If there is an omen, you will know it in your heart if you were meant to know it. Sometimes we just have a little bad luck. I don't think you should read too much into such signs, they can be deceptive.

----------


## Asha Kaeed

well I can't be certain but my advice is you be careful with those signs ! Usually if there is a sign (and this happens rarely) there is no way you miss it. You shouldn't look for them - they are the ones who show themselves to you when they decide you need a guidance of some sort. If you keep looking for signs there is a possibility that you start seeing signs in every single thing you do even if its the most insignificant everyday life action and this may lead to a great confusion.

----------


## crowley666

Visions are just as likely to be false as true. Visions of importanc in objective reality are usually accompanied by a bell chiming or hearing thunder that no one else hears. This is how I tell the difference but could be different for each individual. Basically, know your mind and realize that a part of it is a tricky mischevious little bastard that only wants to play, interfering with any serious work you are undertaking.

----------


## Danhathon

Strange, I was just talking about Deja Vu the other night with my roommate...a subject I hadn't talked about it a long time lol.

Deja Vu is something truly interesting to me. Not to stray away from the topic, but alot of my friends and cronies all experience deja vu. Not the deja vu like "oh man, I feel like I've done this before", but the kind of deja vu where you dream about it and it comes true. Like verbatim, in the illustrated sense at least haha. 

Perhaps I should start a topic to discuss this matter...

----------


## FlailingMind

This is actually similar to my experiences with intuition and certain events. Almost everyday I will start daydreaming or thinking about a certain movie scene or commercial I hadn't seen in a while and later that day the same exact scene I recollected will show itself to me. 

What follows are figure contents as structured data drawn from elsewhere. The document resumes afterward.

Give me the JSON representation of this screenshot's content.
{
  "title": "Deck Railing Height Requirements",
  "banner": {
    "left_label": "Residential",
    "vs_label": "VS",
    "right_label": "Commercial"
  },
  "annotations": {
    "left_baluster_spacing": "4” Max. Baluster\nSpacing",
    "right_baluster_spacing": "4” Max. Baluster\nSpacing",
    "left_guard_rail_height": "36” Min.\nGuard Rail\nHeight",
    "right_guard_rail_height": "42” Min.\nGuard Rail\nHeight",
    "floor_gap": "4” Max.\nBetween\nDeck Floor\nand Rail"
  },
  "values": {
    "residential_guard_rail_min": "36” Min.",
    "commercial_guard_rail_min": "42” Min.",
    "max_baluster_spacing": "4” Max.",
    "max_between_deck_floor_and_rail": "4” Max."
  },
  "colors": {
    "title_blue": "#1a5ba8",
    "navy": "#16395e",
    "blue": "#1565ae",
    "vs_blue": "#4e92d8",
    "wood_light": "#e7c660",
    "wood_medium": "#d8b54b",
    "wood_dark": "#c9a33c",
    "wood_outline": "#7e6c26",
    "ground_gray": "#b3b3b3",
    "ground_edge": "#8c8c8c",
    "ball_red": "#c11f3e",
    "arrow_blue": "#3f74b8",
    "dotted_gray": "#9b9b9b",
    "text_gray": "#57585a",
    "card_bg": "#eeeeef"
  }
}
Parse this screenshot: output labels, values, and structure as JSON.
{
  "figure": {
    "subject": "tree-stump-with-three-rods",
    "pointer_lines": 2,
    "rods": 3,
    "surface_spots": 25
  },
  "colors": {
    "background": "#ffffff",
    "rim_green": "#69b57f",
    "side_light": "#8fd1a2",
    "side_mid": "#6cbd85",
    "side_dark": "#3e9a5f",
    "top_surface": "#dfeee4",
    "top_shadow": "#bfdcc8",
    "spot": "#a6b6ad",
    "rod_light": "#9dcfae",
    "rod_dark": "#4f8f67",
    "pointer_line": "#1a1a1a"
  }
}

Now, in the way it's similar is, if I catch myself daydreaming about a movie scene or whatever and tell myself I will see it later that day because of my past experiences with it doing so, the scene will never show itself to me. However, if I didn't catch myself and consciously reflect on the possibility, it will show itself to me guaranteed. It's a pretty redundant subject as I have posted but I've always wondered about it and this thread made me remember it.

Any ideas?

----------


## NemnochAdore

Don't try to connect dots that aren't there. You can trick yourself into believing anything your mind sets out to believe in. Believe me, I've been there. It is a product of delusion. If you see a road block and your mind says "your not meant to go that way" do it anyways to prove it to yourself that there is nothing blocking your path. No one put that roadblock with your interest in mind and there is no magickal owl sending omens your way. Does it ever happen? Sure, like maybe a few times in a lifetime you get a "gut feeling". But not on a daily basis and definitely not on an hourly basis

----------